My eyes search the water, hands clutching the metal railing.
“What happened?” A rough voice at my shoulder.
I start and spin around. An old man stands in front of me, arms reaching out to steady me. An old truck sits idling next to my car.
“A girl. Just a little girl, long black hair. She jumped.”
He pulls back, dropping his hands. His wrinkles deepen as he frowns.
“Now that seems a bit unlikely; no girls like that round here. Mind can play tricks ya know. Have you just driven from the city? Must be awful tired.”
I stare at him, and he drops his eyes, one hand scratching hard at his bearded chin.
“Probably time for you to head on home.” He pats my arm and steers me towards my car.
“I’ll pop round in the morning to check on you. You’re in the old McCashin place on the beach side, right? I have the dairy farm down the road, right before the big hill. Always good to know your neighbours out here, eh.”
When I finally sleep that night, my dreams drag me down and keep me deep. They are filled with dark water and grasping pale hands.
The sun is hot across my face when I wake, and a sharp rapping fills the house. As I open the front door, a hand thrusts a basket towards me.
“Realise I didn’t actually introduce myself last night. It’s Ian, Ian Johnson. Some scones in there for you. I’m famous for them round here, you know.”
Nodding, I try to smile. My mouth feels sticky and numb.
“Victoria, Vicky. Vicky McCashin.”
Ian blinks, and the basket in his hand wobbles. “Related to Angus?”
“Yeah, my grandfather.”
“Best of luck to you then.” He places the basket down carefully before striding back to his truck, his broad back hunched.
In the kitchen, I unwrap the scones and eat three standing at the bench. Out the big window, I can see the wind is building on the sea, cresting little wavelets with white.

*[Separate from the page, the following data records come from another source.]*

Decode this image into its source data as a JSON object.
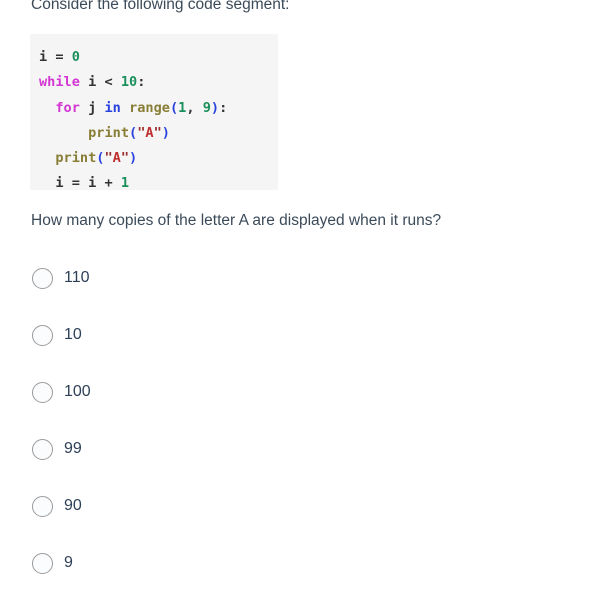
{
  "prompt": "Consider the following code segment:",
  "code": {
    "language": "python",
    "lines": [
      [
        {
          "t": "i",
          "c": "tok-name"
        },
        {
          "t": " ",
          "c": "tok-plain"
        },
        {
          "t": "=",
          "c": "tok-plain"
        },
        {
          "t": " ",
          "c": "tok-plain"
        },
        {
          "t": "0",
          "c": "tok-num"
        }
      ],
      [
        {
          "t": "while",
          "c": "tok-kw"
        },
        {
          "t": " ",
          "c": "tok-plain"
        },
        {
          "t": "i",
          "c": "tok-name"
        },
        {
          "t": " ",
          "c": "tok-plain"
        },
        {
          "t": "<",
          "c": "tok-plain"
        },
        {
          "t": " ",
          "c": "tok-plain"
        },
        {
          "t": "10",
          "c": "tok-num"
        },
        {
          "t": ":",
          "c": "tok-plain"
        }
      ],
      [
        {
          "t": "  ",
          "c": "tok-plain"
        },
        {
          "t": "for",
          "c": "tok-kw"
        },
        {
          "t": " ",
          "c": "tok-plain"
        },
        {
          "t": "j",
          "c": "tok-name"
        },
        {
          "t": " ",
          "c": "tok-plain"
        },
        {
          "t": "in",
          "c": "tok-op-in"
        },
        {
          "t": " ",
          "c": "tok-plain"
        },
        {
          "t": "range",
          "c": "tok-builtin"
        },
        {
          "t": "(",
          "c": "tok-punc"
        },
        {
          "t": "1",
          "c": "tok-num"
        },
        {
          "t": ",",
          "c": "tok-plain"
        },
        {
          "t": " ",
          "c": "tok-plain"
        },
        {
          "t": "9",
          "c": "tok-num"
        },
        {
          "t": ")",
          "c": "tok-punc"
        },
        {
          "t": ":",
          "c": "tok-plain"
        }
      ],
      [
        {
          "t": "      ",
          "c": "tok-plain"
        },
        {
          "t": "print",
          "c": "tok-builtin"
        },
        {
          "t": "(",
          "c": "tok-punc"
        },
        {
          "t": "\"",
          "c": "tok-str"
        },
        {
          "t": "A",
          "c": "tok-str-in"
        },
        {
          "t": "\"",
          "c": "tok-str"
        },
        {
          "t": ")",
          "c": "tok-punc"
        }
      ],
      [
        {
          "t": "  ",
          "c": "tok-plain"
        },
        {
          "t": "print",
          "c": "tok-builtin"
        },
        {
          "t": "(",
          "c": "tok-punc"
        },
        {
          "t": "\"",
          "c": "tok-str"
        },
        {
          "t": "A",
          "c": "tok-str-in"
        },
        {
          "t": "\"",
          "c": "tok-str"
        },
        {
          "t": ")",
          "c": "tok-punc"
        }
      ],
      [
        {
          "t": "  ",
          "c": "tok-plain"
        },
        {
          "t": "i",
          "c": "tok-name"
        },
        {
          "t": " ",
          "c": "tok-plain"
        },
        {
          "t": "=",
          "c": "tok-plain"
        },
        {
          "t": " ",
          "c": "tok-plain"
        },
        {
          "t": "i",
          "c": "tok-name"
        },
        {
          "t": " ",
          "c": "tok-plain"
        },
        {
          "t": "+",
          "c": "tok-plain"
        },
        {
          "t": " ",
          "c": "tok-plain"
        },
        {
          "t": "1",
          "c": "tok-num"
        }
      ]
    ]
  },
  "question": "How many copies of the letter A are displayed when it runs?",
  "options": [
    {
      "label": "110",
      "selected": false
    },
    {
      "label": "10",
      "selected": false
    },
    {
      "label": "100",
      "selected": false
    },
    {
      "label": "99",
      "selected": false
    },
    {
      "label": "90",
      "selected": false
    },
    {
      "label": "9",
      "selected": false
    }
  ],
  "colors": {
    "page_background": "#ffffff",
    "code_background": "#f5f5f5",
    "body_text": "#3b4a59",
    "option_text": "#2e4057",
    "radio_border": "#9a9a9a",
    "keyword": "#d336d3",
    "number": "#1a8f5a",
    "builtin": "#897e36",
    "string": "#c02f2f",
    "operator_in": "#2a42dd"
  }
}
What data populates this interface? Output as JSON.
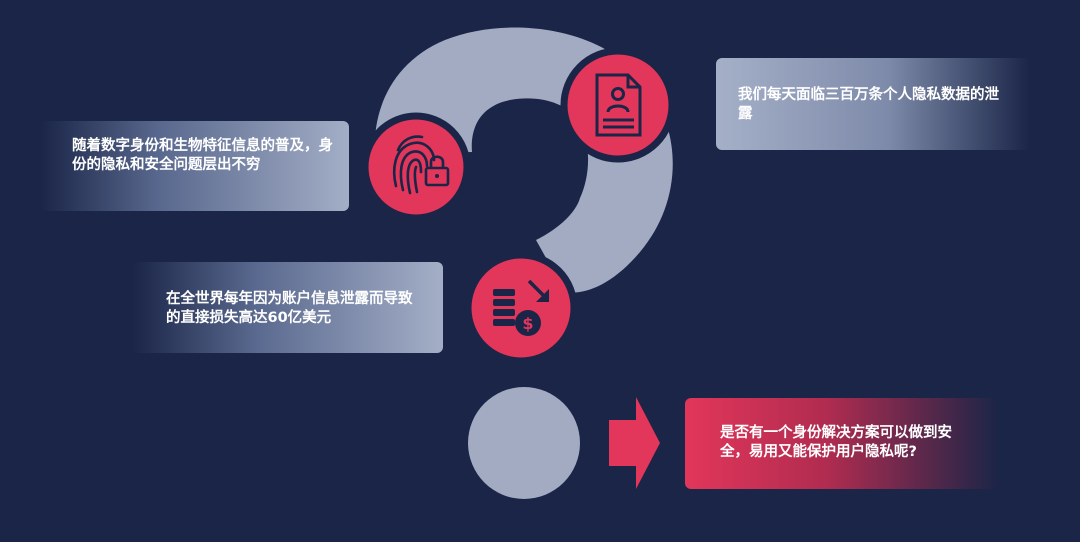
{
  "cards": {
    "biometric": "随着数字身份和生物特征信息的普及，身份的隐私和安全问题层出不穷",
    "loss": "在全世界每年因为账户信息泄露而导致的直接损失高达60亿美元",
    "daily_leaks": "我们每天面临三百万条个人隐私数据的泄露",
    "question": "是否有一个身份解决方案可以做到安全，易用又能保护用户隐私呢?"
  },
  "icons": {
    "top_circle": "document-profile-icon",
    "left_circle": "fingerprint-lock-icon",
    "bottom_circle": "coins-dollar-down-icon",
    "arrow": "arrow-right-icon"
  },
  "colors": {
    "background": "#1a2547",
    "question_mark": "#a3abc3",
    "accent": "#e2365a"
  }
}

It is a week before my sleep is dreamless. I have avoided Ferntown and its bridge. Eating through the reserves in my pantry, tins of tuna and crackers for most of my meals. I try to paint, but my brush is only drawn to dark colours, and the silhouette of the girl appears in all my sketches. I walk the beach, morning and afternoon, ignoring the calls from my father and the increasingly frantic texts from my Auckland friends. They had despaired when I moved to the old family house, so rural that mail is only delivered once a week. But my advertising job had seemed frivolous after my mother’s death, and I couldn’t stand being so close to my father’s frozen grief. The inheritance allowed me freedom, and I used my budding painting career as a crutch to explain my escape from the city. “Everyone knows the light by the ocean is the best. I’ll have a real chance to focus on my craft,” I told everyone. And they smiled and told me how brave I was.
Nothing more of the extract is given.